Bond, James Bond, is back and better than ever.
***** out of 5
143 minutes
Rated PG-13 for intense violent sequences
throughout, some sexuality, language and smoking
Columbia Pictures
Article first published as Movie
Review: Skyfall on Blogcritics.
As of late, the series has gone through a major overhaul and complete reboot. First, with Eon Productions’ official 2006 version of Casino Royale throwing Craig into the tuxedo. In his third outing, Skyfall, we find the series undergoing yet another renaissance of sorts. To discuss those details would involve major spoilers and completely ruin the fun. Just when we thought we knew the new Bond, there’s still plenty more to be seen – and to come. The tuxedos, the Bond girls, the Aston Martin, the gadgets, the puns, the theme, Q – everything finally comes together as expected, bringing with it Bond in the real world that Casino Royale and Quantum of Solace ushered but still giving us all we expect in a Bond film as well.
Skyfall opens with Bond (Craig) in hot pursuit of a hard drive containing the list of every NATO agent’s identity. M (Judi Dench) wants the hard drive returned to the MI6 at any cost. During the chase, Bond winds up duking it out on top of a moving train. M orders Eve (Naomie Harris) to take her shot to take down the bad guy, only to wind up shooting Bond who falls to his seeming death. M can barely muster together a fitting obituary between being harangued by Gareth Mallory (Ralph Fiennes) and the MI6’s security getting breached and her office bombed.
The MI6 bombing brings Bond out of “retirement” and is deemed fit for duty by the skin of his teeth. Mallory tells Bond “don’t cock it up,” introduces him to his new quartermaster, Q (Ben Whishaw), and sends him after Patrice (Ola Rapace), our earlier train villain, to Shanghai. Bond lets Patrice go through with an assassination before dropping him off the side of a building, which leads him to a poker chip for a casino in Macau. Here, Bond meets Sévérine (Bérénice Marlohe), who is terrified of someone. That someone turns out to be Silva (Javier Bardem), an ex-MI6 agent thought to be dead but has quite a bone to pick with M, that is if he doesn’t try to bone Bond in the process first.
Just when we thought we knew everything there was to know about our favorite 007 MI6 agent, screenwriters Neal Purvis and Robert Wade (The World is Not Enough, Die Another Day, Casino Royale, Quantum of Solace), and John Logan (Hugo, Rango), have decided to take a road never traveled by a Bond film before. They add some much surprisingly poignant backstory for a change and make sure the audience is emotionally invested before the action really kicks into high gear (after the film’s opening set piece of course).

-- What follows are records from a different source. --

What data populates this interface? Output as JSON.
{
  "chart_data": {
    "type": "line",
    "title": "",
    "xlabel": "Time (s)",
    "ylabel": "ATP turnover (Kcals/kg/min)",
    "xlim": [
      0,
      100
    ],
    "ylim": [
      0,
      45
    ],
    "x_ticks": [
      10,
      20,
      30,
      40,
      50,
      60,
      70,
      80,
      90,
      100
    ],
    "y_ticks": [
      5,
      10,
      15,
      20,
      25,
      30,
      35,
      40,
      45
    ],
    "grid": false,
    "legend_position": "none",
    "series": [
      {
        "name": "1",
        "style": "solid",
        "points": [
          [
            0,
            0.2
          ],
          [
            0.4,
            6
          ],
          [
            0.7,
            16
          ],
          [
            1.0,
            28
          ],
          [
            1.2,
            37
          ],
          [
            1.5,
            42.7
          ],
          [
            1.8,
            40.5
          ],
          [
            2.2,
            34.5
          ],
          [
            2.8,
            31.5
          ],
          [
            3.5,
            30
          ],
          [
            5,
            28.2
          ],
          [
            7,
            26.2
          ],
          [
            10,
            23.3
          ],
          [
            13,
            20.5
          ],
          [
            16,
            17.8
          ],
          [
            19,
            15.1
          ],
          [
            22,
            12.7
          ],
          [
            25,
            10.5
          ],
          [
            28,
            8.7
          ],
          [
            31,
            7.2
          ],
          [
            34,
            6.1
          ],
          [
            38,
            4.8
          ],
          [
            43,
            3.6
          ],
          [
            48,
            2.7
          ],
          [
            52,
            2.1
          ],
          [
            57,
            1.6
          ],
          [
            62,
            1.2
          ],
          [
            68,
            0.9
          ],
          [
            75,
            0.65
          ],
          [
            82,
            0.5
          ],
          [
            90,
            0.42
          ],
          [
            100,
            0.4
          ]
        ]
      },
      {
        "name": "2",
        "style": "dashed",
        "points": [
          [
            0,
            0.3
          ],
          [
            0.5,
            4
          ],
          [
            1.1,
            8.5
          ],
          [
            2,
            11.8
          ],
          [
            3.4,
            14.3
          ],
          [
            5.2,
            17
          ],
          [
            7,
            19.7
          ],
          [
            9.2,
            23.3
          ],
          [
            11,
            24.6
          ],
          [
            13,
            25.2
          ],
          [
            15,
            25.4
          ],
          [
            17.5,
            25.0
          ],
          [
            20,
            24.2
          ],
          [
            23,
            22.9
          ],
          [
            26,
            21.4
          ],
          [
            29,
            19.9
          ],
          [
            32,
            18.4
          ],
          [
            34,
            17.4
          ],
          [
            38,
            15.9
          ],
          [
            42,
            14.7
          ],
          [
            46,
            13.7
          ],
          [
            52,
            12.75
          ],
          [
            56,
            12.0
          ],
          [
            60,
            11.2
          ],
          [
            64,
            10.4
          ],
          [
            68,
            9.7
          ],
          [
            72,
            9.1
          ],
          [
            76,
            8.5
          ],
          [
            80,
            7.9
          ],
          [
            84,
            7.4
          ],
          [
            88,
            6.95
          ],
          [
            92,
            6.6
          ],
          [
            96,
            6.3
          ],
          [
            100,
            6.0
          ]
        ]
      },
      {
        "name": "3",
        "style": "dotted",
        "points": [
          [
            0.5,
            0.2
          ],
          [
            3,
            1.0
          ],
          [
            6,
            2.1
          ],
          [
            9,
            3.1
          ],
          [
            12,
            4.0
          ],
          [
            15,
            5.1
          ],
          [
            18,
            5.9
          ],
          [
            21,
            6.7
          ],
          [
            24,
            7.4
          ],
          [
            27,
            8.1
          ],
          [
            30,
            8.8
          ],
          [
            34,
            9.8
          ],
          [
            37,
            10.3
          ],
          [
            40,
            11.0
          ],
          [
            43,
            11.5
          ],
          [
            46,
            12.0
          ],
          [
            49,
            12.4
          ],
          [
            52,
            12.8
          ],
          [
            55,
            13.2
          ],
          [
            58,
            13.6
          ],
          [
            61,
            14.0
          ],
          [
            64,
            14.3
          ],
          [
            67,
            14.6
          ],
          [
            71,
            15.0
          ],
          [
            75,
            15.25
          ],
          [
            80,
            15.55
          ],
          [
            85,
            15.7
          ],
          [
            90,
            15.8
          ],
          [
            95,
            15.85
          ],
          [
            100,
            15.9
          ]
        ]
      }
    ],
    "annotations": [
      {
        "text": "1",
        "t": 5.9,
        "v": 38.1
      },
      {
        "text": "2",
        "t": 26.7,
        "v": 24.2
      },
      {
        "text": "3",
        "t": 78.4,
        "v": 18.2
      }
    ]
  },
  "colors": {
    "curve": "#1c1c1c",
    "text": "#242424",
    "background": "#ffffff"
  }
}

Director Sam Mendes (the series’ first Academy Award-winning director) brings everything together with a sense of style and panache that we deserve after kicking the series into a new direction with Casino Royale and the four year hiatus. Cinematographer Roger Deakins creates scenes of beauty while Editor Stuart Baird makes sure we always know what’s going on. From a fist fight atop a moving train to a single-take silhouette fisticuff, the two work as a team to keep Mendes’ vision in tact while moving at a pace that never makes the film seem like it’s 143 minutes. Welcome back, Bond, Skyfall makes for one of the best Bond films ever, if not the best.